Generalized Exponentiated Gradient Algorithms Using the Euler Two-Parameter Logarithm
Andrzej Cichocki
TL;DR
This work addresses the rigidity of traditional exponentiated gradient methods by introducing a flexible Generalized Exponentiated Gradient (GEG) framework that leverages Mirror Descent with the two-parameter Euler $(a,b)$-logarithm as the link function. By deriving both unnormalized and normalized updates, and extending to bipolar weights, the method adapts to a wide range of data geometries through the hyperparameters $(a,b)$ and a learning rate, via deformed logarithms and exponentials. The approach connects to a broad family of entropies (Amari, Tsallis, Abe, KLS) and provides practical update rules that reduce to standard EG in special cases, with potential benefits for sparsity, robustness, and nonnegative/ simplex-constrained optimization.

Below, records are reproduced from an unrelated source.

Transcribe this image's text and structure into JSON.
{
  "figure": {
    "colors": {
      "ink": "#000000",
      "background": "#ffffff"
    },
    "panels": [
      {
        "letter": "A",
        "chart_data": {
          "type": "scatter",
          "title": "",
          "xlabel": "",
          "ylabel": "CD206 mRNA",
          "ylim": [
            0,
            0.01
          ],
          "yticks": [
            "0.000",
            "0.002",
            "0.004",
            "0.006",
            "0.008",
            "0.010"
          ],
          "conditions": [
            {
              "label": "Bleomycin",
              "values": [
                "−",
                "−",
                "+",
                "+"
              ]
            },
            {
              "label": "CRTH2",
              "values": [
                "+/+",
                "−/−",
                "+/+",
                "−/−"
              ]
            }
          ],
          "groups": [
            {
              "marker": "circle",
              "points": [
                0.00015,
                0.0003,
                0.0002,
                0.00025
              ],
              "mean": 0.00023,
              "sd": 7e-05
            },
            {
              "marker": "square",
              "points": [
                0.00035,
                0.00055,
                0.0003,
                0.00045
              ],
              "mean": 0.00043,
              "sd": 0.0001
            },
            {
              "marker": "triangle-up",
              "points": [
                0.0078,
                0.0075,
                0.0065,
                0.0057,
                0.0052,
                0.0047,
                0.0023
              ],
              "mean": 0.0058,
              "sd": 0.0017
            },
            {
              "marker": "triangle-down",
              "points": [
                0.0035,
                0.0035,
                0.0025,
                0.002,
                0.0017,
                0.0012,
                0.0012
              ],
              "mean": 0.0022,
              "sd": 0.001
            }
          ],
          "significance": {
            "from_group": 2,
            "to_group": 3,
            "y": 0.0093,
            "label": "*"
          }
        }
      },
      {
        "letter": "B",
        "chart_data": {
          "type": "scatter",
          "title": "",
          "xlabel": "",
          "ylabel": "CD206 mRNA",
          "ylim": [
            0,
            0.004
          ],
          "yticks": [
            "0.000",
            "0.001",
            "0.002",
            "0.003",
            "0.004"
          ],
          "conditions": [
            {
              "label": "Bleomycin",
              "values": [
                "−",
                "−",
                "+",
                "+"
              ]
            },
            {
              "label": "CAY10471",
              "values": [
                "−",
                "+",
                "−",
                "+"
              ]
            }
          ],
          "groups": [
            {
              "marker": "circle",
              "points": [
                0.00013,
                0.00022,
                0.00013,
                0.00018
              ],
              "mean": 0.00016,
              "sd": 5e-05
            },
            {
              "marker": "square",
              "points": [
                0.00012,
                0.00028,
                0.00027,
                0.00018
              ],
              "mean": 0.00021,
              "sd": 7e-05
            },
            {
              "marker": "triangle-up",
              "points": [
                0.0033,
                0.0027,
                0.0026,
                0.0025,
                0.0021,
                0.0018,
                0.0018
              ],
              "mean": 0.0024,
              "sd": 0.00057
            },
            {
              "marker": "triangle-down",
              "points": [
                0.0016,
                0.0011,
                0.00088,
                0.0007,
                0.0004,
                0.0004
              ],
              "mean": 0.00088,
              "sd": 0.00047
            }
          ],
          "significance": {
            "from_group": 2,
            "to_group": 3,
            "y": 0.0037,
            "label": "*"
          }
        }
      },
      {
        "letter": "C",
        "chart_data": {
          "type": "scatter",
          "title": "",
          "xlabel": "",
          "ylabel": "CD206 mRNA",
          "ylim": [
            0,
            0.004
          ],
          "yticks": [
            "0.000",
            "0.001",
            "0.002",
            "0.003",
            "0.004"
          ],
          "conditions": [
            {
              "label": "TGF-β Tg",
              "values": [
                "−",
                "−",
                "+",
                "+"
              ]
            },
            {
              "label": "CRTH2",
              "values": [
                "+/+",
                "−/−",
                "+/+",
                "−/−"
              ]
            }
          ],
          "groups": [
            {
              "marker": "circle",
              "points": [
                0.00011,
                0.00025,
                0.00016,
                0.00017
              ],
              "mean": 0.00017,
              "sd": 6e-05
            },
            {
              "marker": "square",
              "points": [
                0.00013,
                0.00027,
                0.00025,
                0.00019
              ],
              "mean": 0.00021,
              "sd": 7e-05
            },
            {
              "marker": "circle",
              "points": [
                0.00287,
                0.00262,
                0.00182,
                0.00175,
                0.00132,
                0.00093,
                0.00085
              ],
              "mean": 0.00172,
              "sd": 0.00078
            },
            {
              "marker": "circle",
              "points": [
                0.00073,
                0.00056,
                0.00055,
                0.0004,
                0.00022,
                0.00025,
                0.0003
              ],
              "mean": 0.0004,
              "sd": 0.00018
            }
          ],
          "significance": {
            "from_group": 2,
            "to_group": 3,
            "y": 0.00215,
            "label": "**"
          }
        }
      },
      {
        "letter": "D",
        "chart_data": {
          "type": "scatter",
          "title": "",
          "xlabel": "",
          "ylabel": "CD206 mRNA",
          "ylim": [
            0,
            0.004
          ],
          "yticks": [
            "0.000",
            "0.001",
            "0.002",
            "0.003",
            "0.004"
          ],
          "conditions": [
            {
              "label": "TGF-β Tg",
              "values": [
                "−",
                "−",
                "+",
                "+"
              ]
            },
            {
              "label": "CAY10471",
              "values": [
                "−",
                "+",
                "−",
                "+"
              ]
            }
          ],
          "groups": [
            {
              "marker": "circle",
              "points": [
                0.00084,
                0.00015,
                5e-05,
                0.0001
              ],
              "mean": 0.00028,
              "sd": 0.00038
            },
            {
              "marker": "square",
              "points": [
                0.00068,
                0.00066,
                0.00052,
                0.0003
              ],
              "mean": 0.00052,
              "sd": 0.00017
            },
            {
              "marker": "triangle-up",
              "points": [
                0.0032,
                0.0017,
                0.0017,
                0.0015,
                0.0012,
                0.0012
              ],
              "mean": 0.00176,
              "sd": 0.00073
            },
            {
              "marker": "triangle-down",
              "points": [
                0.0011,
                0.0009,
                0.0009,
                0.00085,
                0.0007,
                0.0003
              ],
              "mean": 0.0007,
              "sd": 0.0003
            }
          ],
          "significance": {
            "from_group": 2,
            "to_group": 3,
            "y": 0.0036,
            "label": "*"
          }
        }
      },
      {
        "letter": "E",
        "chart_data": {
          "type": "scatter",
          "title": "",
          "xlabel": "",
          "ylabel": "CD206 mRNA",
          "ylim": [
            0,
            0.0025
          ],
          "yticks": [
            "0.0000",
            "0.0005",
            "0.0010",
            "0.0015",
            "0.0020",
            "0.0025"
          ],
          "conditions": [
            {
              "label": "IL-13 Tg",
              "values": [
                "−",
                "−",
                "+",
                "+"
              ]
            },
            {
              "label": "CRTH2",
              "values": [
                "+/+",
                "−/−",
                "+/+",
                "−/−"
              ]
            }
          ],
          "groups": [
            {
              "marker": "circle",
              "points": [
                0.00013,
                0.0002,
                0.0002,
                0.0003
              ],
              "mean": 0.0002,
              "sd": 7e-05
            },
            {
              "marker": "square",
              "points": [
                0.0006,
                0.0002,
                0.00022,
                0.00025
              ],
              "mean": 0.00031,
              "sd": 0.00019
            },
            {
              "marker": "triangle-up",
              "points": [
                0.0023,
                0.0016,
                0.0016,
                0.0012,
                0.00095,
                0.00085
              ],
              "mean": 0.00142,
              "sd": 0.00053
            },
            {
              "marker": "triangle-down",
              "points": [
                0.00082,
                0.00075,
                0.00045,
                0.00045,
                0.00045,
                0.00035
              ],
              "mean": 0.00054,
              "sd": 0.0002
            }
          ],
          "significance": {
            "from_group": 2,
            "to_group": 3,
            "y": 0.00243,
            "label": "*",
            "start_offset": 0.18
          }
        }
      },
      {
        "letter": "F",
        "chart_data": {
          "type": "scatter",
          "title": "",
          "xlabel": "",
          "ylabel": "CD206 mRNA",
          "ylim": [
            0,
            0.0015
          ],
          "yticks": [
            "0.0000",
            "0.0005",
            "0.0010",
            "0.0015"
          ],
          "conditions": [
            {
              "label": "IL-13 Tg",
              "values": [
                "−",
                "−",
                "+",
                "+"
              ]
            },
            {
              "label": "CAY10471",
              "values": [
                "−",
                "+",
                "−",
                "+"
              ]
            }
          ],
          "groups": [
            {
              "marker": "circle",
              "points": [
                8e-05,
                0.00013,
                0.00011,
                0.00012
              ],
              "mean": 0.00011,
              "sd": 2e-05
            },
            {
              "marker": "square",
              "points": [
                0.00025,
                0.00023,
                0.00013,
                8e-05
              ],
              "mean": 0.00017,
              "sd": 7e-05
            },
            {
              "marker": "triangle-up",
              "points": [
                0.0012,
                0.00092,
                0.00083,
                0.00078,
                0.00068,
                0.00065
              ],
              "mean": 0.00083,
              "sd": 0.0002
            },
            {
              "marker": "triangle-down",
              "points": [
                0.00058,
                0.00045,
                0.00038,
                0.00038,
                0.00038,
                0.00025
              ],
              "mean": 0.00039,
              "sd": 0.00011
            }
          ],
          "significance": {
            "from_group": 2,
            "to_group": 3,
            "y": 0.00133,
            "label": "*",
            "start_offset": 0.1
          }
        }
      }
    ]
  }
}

The paper lays out the theoretical building blocks and outlines future work on convergence analysis and hyperparameter optimization for real-world AI applications.
Abstract
IIn this paper we propose and investigate a new class of Generalized Exponentiated Gradient (GEG) algorithms using Mirror Descent (MD) updates, and applying the Bregman divergence with a two--parameter deformation of the logarithm as a link function. This link function (referred here to as the Euler logarithm) is associated with a relatively wide class of trace--form entropies. In order to derive novel GEG/MD updates, we estimate a deformed exponential function, which closely approximates the inverse of the Euler two--parameter deformed logarithm. The characteristic shape and properties of the Euler logarithm and its inverse--deformed exponential functions, are tuned by two hyperparameters. By learning these hyperparameters, we can adapt to the distribution of training data and adjust them to achieve desired properties of gradient descent algorithms. In the literature, there exist nowadays more than fifty mathematically well-established entropic functionals and associated deformed logarithms, so it is impossible to investigate all of them in one research paper. Therefore, we focus here on a class of trace-form entropies and the associated deformed two--parameters logarithms.